Para Sócrates, todo conhecimento tem um fim prático de aperfeiçoamento. Por exemplo, o bom sapateiro é aquele que conhece bem como fazer sapatos. Quem conhece bem algo se torna capaz de aperfeiçoar esse algo de acordo com a ideia desse algo. Quanto mais perfeito é um sapato, mais ele encarna a ideia do sapato. Mas entre o sapato concreto fabricado e a ideia que lhe serviu de modelo, entre o sapato concreto e o sapato-ideia existe uma distância que somente a alma é capar de preencher, já que é a distância que separa o sensível do Inteligível. É a alma que conhece a ideia-sapato e é ela também que, com a ajuda de seu corpo, fabrica o sapato concreto que podemos calçar em nossos pés.
Se a simples ideia de sapato é capaz de orientar o sapateiro na fabricação de belos e úteis sapatos, imaginemos o que pode fazer a ideia mais elevada e superior, que é a Ideia do Bem? Aquele que se orienta por ela se torna capaz não apenas de belos discursos, mas sobretudo de belas ações, que também são úteis, pois visam sempre a utilidade própria e a do outro em razão do Bem Comum. A beleza não é apenas traço dos corpos físicos bem formados, ela também é, para Sócrates, a qualidade da alma que age de acordo com o Bem.

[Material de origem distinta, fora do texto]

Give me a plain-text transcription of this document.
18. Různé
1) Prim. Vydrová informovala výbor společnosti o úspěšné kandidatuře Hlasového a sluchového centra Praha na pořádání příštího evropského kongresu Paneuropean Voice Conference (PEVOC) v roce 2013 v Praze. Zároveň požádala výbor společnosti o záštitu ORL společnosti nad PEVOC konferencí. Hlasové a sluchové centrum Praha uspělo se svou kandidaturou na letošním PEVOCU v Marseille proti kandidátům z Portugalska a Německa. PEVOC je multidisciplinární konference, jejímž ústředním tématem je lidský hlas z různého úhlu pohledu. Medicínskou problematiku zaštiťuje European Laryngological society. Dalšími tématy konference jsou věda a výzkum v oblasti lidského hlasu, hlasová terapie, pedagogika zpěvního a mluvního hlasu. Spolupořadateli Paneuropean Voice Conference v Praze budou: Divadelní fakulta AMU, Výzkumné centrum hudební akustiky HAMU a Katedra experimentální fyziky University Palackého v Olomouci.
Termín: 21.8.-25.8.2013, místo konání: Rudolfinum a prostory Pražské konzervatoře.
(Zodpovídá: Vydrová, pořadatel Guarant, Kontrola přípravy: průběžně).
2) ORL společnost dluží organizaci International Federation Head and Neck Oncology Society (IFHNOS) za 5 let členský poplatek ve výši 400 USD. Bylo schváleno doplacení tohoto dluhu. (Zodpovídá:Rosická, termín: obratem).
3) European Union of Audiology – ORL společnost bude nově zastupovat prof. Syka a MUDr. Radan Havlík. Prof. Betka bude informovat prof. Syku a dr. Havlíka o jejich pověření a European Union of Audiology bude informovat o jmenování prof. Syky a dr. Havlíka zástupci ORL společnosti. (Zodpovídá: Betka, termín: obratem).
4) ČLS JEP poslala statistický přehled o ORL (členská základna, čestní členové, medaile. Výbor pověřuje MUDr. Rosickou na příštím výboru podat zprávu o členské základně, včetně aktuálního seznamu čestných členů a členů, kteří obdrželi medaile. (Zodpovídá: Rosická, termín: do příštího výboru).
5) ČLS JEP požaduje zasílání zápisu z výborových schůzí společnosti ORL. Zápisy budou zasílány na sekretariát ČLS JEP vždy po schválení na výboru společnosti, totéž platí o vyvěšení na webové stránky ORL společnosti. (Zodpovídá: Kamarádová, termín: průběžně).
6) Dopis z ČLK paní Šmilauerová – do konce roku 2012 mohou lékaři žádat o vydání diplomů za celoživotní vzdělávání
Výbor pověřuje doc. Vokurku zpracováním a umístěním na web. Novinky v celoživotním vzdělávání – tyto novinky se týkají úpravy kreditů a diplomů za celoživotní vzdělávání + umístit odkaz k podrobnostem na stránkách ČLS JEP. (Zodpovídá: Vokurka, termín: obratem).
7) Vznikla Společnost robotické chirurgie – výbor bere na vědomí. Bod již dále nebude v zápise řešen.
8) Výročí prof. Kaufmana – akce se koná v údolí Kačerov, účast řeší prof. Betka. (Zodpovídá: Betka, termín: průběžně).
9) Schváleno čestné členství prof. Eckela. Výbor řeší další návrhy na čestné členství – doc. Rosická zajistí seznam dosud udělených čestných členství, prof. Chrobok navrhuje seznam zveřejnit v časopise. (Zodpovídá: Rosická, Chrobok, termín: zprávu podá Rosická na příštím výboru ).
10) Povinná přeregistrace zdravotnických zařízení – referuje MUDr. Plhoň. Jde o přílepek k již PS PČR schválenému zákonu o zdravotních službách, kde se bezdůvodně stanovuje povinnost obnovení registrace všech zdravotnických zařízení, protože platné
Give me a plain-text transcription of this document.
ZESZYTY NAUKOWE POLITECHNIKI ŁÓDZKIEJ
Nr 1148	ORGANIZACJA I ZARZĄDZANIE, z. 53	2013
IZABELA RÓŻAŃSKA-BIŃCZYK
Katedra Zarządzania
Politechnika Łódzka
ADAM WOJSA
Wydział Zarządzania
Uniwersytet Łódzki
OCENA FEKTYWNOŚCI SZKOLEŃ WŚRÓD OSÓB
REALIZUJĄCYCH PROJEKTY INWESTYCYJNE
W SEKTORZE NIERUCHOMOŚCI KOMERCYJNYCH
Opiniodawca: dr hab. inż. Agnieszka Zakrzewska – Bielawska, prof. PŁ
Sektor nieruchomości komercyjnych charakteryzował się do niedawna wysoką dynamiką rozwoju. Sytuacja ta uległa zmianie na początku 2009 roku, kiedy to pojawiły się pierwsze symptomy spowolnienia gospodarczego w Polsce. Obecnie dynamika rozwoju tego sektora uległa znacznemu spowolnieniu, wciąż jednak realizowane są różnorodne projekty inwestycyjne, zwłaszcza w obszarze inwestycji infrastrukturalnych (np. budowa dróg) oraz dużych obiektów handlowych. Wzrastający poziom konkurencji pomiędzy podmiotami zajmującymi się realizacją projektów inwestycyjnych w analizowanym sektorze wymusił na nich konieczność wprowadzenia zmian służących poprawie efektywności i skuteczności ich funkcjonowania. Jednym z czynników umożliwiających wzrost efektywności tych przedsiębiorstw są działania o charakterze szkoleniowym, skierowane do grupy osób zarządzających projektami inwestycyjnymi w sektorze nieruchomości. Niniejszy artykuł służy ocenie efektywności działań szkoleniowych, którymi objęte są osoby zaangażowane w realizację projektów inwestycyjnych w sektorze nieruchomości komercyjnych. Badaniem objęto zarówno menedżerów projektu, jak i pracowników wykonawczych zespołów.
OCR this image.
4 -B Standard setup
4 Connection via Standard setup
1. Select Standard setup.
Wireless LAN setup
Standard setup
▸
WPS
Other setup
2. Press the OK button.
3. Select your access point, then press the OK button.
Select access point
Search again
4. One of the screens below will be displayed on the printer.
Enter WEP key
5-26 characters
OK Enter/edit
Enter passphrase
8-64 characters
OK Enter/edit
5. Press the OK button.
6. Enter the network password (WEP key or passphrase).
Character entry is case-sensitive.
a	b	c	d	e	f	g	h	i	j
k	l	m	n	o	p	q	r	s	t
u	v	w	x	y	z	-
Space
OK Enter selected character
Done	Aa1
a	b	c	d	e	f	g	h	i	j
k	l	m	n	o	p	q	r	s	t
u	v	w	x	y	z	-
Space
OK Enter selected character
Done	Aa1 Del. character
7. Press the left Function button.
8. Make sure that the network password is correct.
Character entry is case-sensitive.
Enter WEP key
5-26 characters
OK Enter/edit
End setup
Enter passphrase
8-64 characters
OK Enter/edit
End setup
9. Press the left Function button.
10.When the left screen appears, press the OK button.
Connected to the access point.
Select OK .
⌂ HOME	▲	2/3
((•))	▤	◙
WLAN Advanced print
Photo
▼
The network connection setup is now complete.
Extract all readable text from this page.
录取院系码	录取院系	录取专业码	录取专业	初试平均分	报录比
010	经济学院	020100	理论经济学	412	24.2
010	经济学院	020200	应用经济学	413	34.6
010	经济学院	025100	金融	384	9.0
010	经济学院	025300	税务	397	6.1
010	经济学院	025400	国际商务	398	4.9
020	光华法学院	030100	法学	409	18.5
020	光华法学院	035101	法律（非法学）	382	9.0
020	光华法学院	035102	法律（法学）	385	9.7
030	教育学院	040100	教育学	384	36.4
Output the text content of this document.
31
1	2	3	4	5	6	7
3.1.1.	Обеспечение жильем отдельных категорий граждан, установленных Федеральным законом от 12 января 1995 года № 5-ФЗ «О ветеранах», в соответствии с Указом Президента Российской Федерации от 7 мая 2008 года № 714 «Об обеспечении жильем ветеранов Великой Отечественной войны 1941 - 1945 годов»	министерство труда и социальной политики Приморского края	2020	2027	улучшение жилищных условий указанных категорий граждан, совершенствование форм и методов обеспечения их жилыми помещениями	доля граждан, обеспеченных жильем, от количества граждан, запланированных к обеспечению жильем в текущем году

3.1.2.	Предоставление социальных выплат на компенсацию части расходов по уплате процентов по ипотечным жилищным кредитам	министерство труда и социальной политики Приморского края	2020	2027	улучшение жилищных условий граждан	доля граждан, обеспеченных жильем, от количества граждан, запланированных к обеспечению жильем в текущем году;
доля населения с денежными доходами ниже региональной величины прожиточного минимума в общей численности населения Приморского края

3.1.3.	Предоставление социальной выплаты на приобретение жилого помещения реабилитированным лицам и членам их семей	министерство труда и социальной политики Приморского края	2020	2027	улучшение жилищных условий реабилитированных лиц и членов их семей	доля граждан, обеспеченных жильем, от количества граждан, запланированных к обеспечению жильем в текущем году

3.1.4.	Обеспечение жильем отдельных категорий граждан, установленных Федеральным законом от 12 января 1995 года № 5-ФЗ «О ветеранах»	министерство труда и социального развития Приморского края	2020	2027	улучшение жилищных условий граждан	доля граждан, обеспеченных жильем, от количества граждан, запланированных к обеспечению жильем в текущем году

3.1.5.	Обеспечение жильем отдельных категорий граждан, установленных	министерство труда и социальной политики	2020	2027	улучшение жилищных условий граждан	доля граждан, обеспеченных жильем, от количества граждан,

Assim como o conhecimento do sapato material leva-nos à ideia a partir da qual ele foi fabricado, o conhecimento da alma nos conduz ao conhecimento da Ideia do Bem. A alma não é perfeita, mas ela busca se aperfeiçoar no conhecimento do Bem. Mas o conhecimento do Bem não é apenas teorético, pois conhecer o Bem é praticá-lo. Quem conhece o Bem o pratica. Quem conhece o Bem não o guarda para ocasiões determinadas, pois o que distingue o homem bom do homem mau é que este faz o bem apenas em certas ocasiões e em favor de si próprio. Um conhecimento teorético pode ser guardado, mas guardar o Bem dentro de si e não o praticar é como sermos duas pessoas separadas, sendo que a melhor delas fica escondida, de nós e dos outros.
Com Sócrates, portanto, a antropologia não pode existir sem a Moral, enquanto conhecimento do Bem. Com Platão, a antropologia se relacionará com outras ciências, sobretudo a psicologia e a teoria do conhecimento, conforme veremos.